Tatsächlich war, so Gingrich im Gespräch mit der APA, etwa der Schleier in der Mehrheit der ländlichen Bevölkerung bis zum Ende der 60er Jahre nicht vorhanden, sondern vor allem ein städtisches Oberschicht-Phänomen. In der breiten ländlichen Masse dominierte dagegen eine bunte Volksfrömmigkeit mit minimalen Grundprinzipien. Und erst im Zuge der mit der Modernisierung einhergehenden Gegenbewegung sei im letzten Viertel des 20. Jahrhunderts der gebildete, vornehme städtische Imam durch den ins Mikrophon schreienden Mullah abgelöst worden. Doch die Ergebnisse des Forschungsprojekts ("Literacy, Local Culture and Construction of Identity in the Muslim World") revidieren Gellners These vom allmählichen Absterben mündlicher Überlieferung, "schriftliche und verbale Kommunikationsformen müssen nicht immer starre Gegensätze sein, sondern sie können einander teils vielfältig durchdringen oder auch parallel zueinander koexistieren", betonte Gingrich.

Heterogener Pluralismus

Gingrich will keinesfalls die Gellner'schen Leistungen schmälern, "für die Entwicklung der Gegenwart und der Zukunft deckt sein Werk aber nur noch Bruchteile der Realität ab". Die nun abgeschlossenen Detailstudien der SozialanthropologInnen zeigen aber, dass die "vulgarisierte Schriftfrömmigkeit nur eine Facette des Gesamtspektrums ausmacht, die zudem schwächer und vielleicht auch deshalb radikaler geworden ist". Dahinter und darunter wachse aber ein heterogener Pluralismus an sozial und medial vermittelten Wissensformen, der nach Ansicht Gingrichs einen langen Atem hat. "Esoterik-Boom" als Zeichen der Vielfalt

Inmitten dieser neuen Vielfalt breitet sich zum Beispiel eine neue Variante von Spiritualität aus, der Glauben an die "Dschinn", zeigt eine der Detailstudien zu dem Projekt. Diesen Dämonen, an die zu glauben der Koran in einer kleinen Stelle zwar verlangt, denen aber ganz unterschiedliche Bedeutung zugemessen werden kann, und dem Umgang damit speziell in Syrien widmet Gebhard Fartacek von der ÖAW-Kommission für Sozialanthropologie seine Arbeit. In dem Land gibt es wie auch in anderen Nahost-Regionen laut Andre Gingrich eine neue Woge des Dämonenglaubens, was mit dem Aufleben des Schamanismus vergleichbar sei. "Auf der Suche nach Hilfestellungen und Orientierung in einer komplexer werdenden Welt wird Zuflucht bei Phänomenen wie den Dschinn gesucht, entsteht so etwas wie ein Esoterik-Boom", erklärte der Anthropologe. Gerade in bestimmten Landesteilen Syriens, wo dem Einzelnen besonders wenig Handlungsspielraum zugestanden wird, ist der Dämonenglaube umso ausgeprägter.

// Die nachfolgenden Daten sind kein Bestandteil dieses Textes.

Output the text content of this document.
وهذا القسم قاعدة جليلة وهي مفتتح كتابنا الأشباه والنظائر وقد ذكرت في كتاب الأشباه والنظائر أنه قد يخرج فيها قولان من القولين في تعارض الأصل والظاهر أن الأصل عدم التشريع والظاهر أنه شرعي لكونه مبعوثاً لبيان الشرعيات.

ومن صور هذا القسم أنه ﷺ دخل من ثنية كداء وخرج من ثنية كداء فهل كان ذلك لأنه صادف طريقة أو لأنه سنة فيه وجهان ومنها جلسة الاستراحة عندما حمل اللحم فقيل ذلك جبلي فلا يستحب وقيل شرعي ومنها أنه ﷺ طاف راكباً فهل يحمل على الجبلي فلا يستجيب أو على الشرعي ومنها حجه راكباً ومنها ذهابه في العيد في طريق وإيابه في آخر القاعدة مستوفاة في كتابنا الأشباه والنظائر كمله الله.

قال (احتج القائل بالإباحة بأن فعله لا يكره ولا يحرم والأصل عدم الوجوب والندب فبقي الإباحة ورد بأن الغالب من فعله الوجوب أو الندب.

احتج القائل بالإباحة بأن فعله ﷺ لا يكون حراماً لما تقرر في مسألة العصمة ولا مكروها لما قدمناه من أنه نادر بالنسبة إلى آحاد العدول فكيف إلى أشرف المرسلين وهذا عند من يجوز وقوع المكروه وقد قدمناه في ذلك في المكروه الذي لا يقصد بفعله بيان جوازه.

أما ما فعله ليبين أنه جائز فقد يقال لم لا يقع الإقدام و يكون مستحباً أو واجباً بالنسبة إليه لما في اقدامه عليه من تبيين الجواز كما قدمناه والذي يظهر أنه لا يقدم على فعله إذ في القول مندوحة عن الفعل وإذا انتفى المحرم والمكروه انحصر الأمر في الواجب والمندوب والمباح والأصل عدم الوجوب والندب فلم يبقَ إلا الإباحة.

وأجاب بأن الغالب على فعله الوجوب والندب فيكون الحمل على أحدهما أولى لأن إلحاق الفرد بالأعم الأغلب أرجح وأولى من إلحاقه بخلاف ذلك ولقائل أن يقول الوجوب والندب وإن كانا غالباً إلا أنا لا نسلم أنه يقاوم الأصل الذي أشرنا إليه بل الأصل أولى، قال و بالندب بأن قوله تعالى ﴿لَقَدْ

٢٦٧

Lebenssituation von Flüchtlingsfrauen

Wie islamische Gesellschaften mit Flüchtlingen umgehen thematisiert ÖAW-Stipendiatin Gudrun Kroner, die sich in Gaza und Kairo der Lebenssituation von Frauen, speziell Flüchtlingsschicksalen aus Somalia und Palästina, gewidmet hat. Sie zeigt, dass Flüchtlingsfrauen in urbanen Zentren, mit wenig Zugang zu Schriftkultur oder neuen Medien, dennoch in die neuen Rollen von Alleinversorgerinnen hineinwachsen können. Dies sei umso bemerkenswerter, als unter den verheerenden Rahmenbedingungen, wie sie etwa in Gaza herrschen, der Konservatismus mit Tendenzen wie "Frauen zurück an den Herd" gestärkt werde. Zugleich zeigt Kroner aber auch, dass der Islam alleine es nicht schafft, den untergeordneten Status eines Flüchtlings zu verbessern.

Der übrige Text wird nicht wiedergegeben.